Dr Huddy, NHS Kernow Chronic Pain Lead, presented on the changes that have been made in supporting chronic pain patients in Cornwall since 2016 throughout primary care. Dr Huddy’s geography has its own opioid strategy in place, with the aim of driving de-medicalisation of chronic pain. Dr Huddy stated that where medicines are prescribed, it should be the right medicine for the right patient, at the right time. Cornwall has adopted a pain care ‘onion’ which puts the patient at the centre, all other layers support and enable the patient.
Dr Paul Cameron, National Chronic Pain Coordinator, Scottish Government, presented on his experience of shaping pain policy in Scotland and key learnings for England and how these can be implemented. Dr Cameron reiterated the importance of gaining Government support and the development of a National Advisory Committee that is endorsed by Government to drive change.
Dr Ganesan Baranidharan, Consultant Anaesthetist, Pain Management Service, presented the Faculty of Pain Medicine joint Outcome Measures guidance and its implementation. The document was prepared to guide pain services across the country in selection of the most appropriate outcome measures for their needs. It describes outcome scales appropriate to pain management. The measures do not cover diagnostic and screening tools, nor direct measurement of physical performance, rather scales that are completed by patients themselves before and after treatment.

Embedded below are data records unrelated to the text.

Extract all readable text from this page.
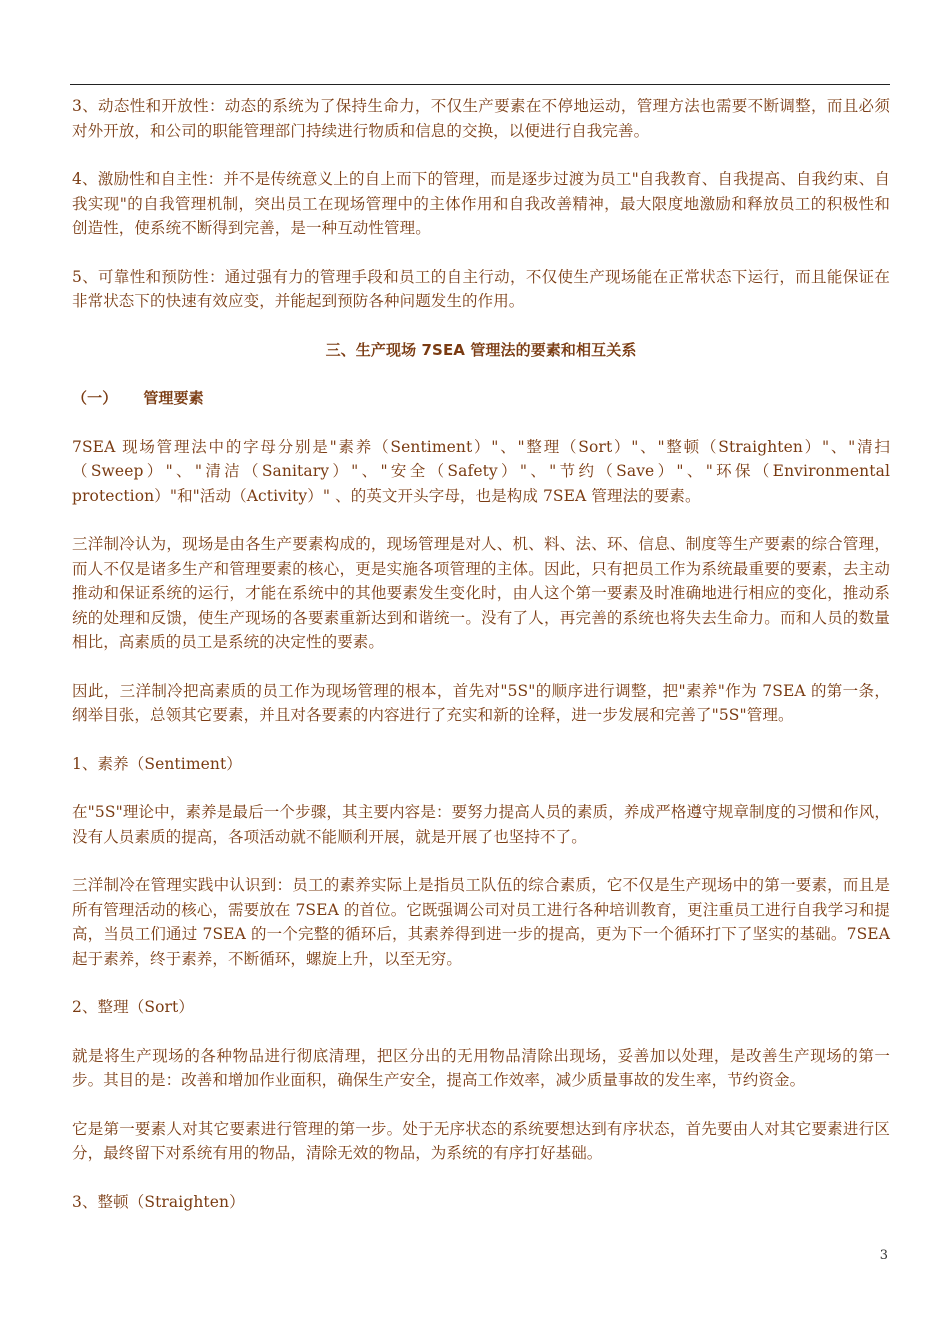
3、动态性和开放性：动态的系统为了保持生命力，不仅生产要素在不停地运动，管理方法也需要不断调整，而且必须对外开放，和公司的职能管理部门持续进行物质和信息的交换，以便进行自我完善。

4、激励性和自主性：并不是传统意义上的自上而下的管理，而是逐步过渡为员工"自我教育、自我提高、自我约束、自我实现"的自我管理机制，突出员工在现场管理中的主体作用和自我改善精神，最大限度地激励和释放员工的积极性和创造性，使系统不断得到完善，是一种互动性管理。

5、可靠性和预防性：通过强有力的管理手段和员工的自主行动，不仅使生产现场能在正常状态下运行，而且能保证在非常状态下的快速有效应变，并能起到预防各种问题发生的作用。

三、生产现场 7SEA 管理法的要素和相互关系
（一） 管理要素

7SEA 现场管理法中的字母分别是"素养（Sentiment）"、"整理（Sort）"、"整顿（Straighten）"、"清扫（Sweep）"、"清洁（Sanitary）"、"安全（Safety）"、"节约（Save）"、"环保（Environmental protection）"和"活动（Activity）" 、的英文开头字母，也是构成 7SEA 管理法的要素。

三洋制冷认为，现场是由各生产要素构成的，现场管理是对人、机、料、法、环、信息、制度等生产要素的综合管理，而人不仅是诸多生产和管理要素的核心，更是实施各项管理的主体。因此，只有把员工作为系统最重要的要素，去主动推动和保证系统的运行，才能在系统中的其他要素发生变化时，由人这个第一要素及时准确地进行相应的变化，推动系统的处理和反馈，使生产现场的各要素重新达到和谐统一。没有了人，再完善的系统也将失去生命力。而和人员的数量相比，高素质的员工是系统的决定性的要素。

因此，三洋制冷把高素质的员工作为现场管理的根本，首先对"5S"的顺序进行调整，把"素养"作为 7SEA 的第一条，纲举目张，总领其它要素，并且对各要素的内容进行了充实和新的诠释，进一步发展和完善了"5S"管理。

1、素养（Sentiment）

在"5S"理论中，素养是最后一个步骤，其主要内容是：要努力提高人员的素质，养成严格遵守规章制度的习惯和作风，没有人员素质的提高，各项活动就不能顺利开展，就是开展了也坚持不了。

三洋制冷在管理实践中认识到：员工的素养实际上是指员工队伍的综合素质，它不仅是生产现场中的第一要素，而且是所有管理活动的核心，需要放在 7SEA 的首位。它既强调公司对员工进行各种培训教育，更注重员工进行自我学习和提高，当员工们通过 7SEA 的一个完整的循环后，其素养得到进一步的提高，更为下一个循环打下了坚实的基础。7SEA 起于素养，终于素养，不断循环，螺旋上升，以至无穷。

2、整理（Sort）

就是将生产现场的各种物品进行彻底清理，把区分出的无用物品清除出现场，妥善加以处理，是改善生产现场的第一步。其目的是：改善和增加作业面积，确保生产安全，提高工作效率，减少质量事故的发生率，节约资金。

它是第一要素人对其它要素进行管理的第一步。处于无序状态的系统要想达到有序状态，首先要由人对其它要素进行区分，最终留下对系统有用的物品，清除无效的物品，为系统的有序打好基础。

3、整顿（Straighten）
3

Dr Martin Johnson, Co-Chair of the CPPC, presented on the need to implement regular reviews for individuals living with chronic pain. The Annual Review, a piece of pain policy that the CPPC and its partners have been pushing for some time, would allow individuals living with the condition, and their GPs or other healthcare professionals, to regularly review their pain management services, and to assess what is working well and what is not. Whilst there is an abundance of guidelines that recommends this policy, so far, it has not been widely implemented, to the detriment of patients living with chronic pain.
The CPPC will be writing up a full report of the event, which will carry forward the key themes and recommendations made by the Pain Platform’s speakers and attendees. The report will be shared with the events’ attendees and CPPC affiliates. It will also be shared here, on the CPPC website.
The Pain Platform meeting is financially supported by a grant from Grünenthal Ltd. Grünenthal have not had any influence over the selection of participants, nor the material content of, or subsequent outputs of the meeting.